Findings fill a key research gap
The current study is important given the limited data on effectiveness and outcomes in pregnancy with the use of contemporary HIV regimens in the United States, Martina L. Badell, MD, a maternal-fetal medicine specialist at Emory University, Atlanta, said in an interview.
“Pregnancy is still among exclusion criteria for most drug studies,” said Dr. Badell, who was not involved in the current study. “Dolutegravir-based ART is first line in the U.S. today because of its effectiveness, lower side effects, and higher barrier to resistance; therefore understanding the benefits and birth outcomes in pregnancy is critical,” she explained.
Dr. Badell said she was not surprised by the study findings. “However it is very reassuring to see in a large observational study comparing the dolutegravir regimens to other contemporary regimens in pregnancy, such a high level of viral suppression and no increased risk of adverse perinatal outcomes,” she said.
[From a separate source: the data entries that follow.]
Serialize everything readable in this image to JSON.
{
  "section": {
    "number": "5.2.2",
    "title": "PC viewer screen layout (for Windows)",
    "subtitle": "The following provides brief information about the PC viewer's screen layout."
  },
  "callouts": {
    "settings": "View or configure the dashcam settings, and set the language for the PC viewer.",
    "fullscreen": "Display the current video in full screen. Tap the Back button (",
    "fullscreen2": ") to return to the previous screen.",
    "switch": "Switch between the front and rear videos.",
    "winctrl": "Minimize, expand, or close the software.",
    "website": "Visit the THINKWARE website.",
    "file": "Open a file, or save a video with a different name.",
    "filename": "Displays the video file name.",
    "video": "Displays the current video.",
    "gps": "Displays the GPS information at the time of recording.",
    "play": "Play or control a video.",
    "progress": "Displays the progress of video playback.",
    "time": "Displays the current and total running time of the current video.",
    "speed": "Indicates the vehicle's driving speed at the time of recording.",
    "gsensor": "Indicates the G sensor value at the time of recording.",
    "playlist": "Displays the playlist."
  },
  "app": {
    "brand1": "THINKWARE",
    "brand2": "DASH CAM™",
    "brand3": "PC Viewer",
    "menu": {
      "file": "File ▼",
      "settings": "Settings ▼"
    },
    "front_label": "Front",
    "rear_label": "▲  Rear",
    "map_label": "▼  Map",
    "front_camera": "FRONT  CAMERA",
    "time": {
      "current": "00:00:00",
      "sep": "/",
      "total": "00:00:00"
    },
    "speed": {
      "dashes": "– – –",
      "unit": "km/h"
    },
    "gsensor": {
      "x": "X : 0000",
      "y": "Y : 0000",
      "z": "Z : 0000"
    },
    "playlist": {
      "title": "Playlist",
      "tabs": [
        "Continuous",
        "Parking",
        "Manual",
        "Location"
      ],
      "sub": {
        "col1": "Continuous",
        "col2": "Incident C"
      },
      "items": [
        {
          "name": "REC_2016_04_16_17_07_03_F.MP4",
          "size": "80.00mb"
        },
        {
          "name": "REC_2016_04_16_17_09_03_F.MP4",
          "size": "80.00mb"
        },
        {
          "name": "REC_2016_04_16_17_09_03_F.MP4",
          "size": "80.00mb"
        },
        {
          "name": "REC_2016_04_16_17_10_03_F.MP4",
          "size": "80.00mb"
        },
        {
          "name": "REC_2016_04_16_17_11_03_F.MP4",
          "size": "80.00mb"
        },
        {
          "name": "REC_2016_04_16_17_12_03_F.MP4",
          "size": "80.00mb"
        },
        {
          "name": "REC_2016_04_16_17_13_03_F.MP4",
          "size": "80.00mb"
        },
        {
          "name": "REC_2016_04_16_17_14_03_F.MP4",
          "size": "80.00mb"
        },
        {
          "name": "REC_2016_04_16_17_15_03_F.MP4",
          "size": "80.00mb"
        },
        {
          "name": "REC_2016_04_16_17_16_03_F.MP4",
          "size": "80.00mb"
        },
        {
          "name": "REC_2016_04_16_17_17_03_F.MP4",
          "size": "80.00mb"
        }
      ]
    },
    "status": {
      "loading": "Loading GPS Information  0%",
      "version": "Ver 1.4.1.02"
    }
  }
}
The study findings will impact clinical practice by reaffirming patient counseling regarding the use of dolutegravir in pregnancy, said Dr. Badell. “The use of ART in pregnancy is complex given the number of drug choices, whether the patient was on ART prior to pregnancy or initiated during pregnancy, and the various factors other than ART that affect perinatal outcomes, such as preterm birth and congenital anomalies, she explained.
The finding that the risk of adverse outcomes was higher for those who initiated ART during pregnancy vs. those who were already on ARTs when they became pregnant contradicts some previous research, said Dr. Badell. But this is “reassuring, as we highly recommend ART with viral suppression prior to pregnancy or to start as early as possible in pregnancy.”
Adverse birth outcomes can be affected by many variables such as age, substance abuse, prior adverse birth outcome and other factors, and larger studies that control for these variables will allow better evaluation of the effect of the ART drugs, Dr. Badell added.
The study was funded by the Eunice Kennedy Shriver National Institute of Child Health and Human Development, along with the Office of the Director, National Institutes of Health; National Institute of Dental and Craniofacial Research; National Institute of Allergy and Infectious Diseases; National Institute of Neurological Disorders and Stroke; National Institute on Deafness and Other Communication Disorders; National Institute of Mental Health; National Institute on Drug Abuse; National Cancer Institute; National Institute on Alcohol Abuse and Alcoholism; and National Heart, Lung, and Blood Institute through cooperative agreements with the Harvard T.H. Chan School of Public Health and the Tulane University School of Medicine.
The researchers and Dr. Badell had no financial conflicts to disclose.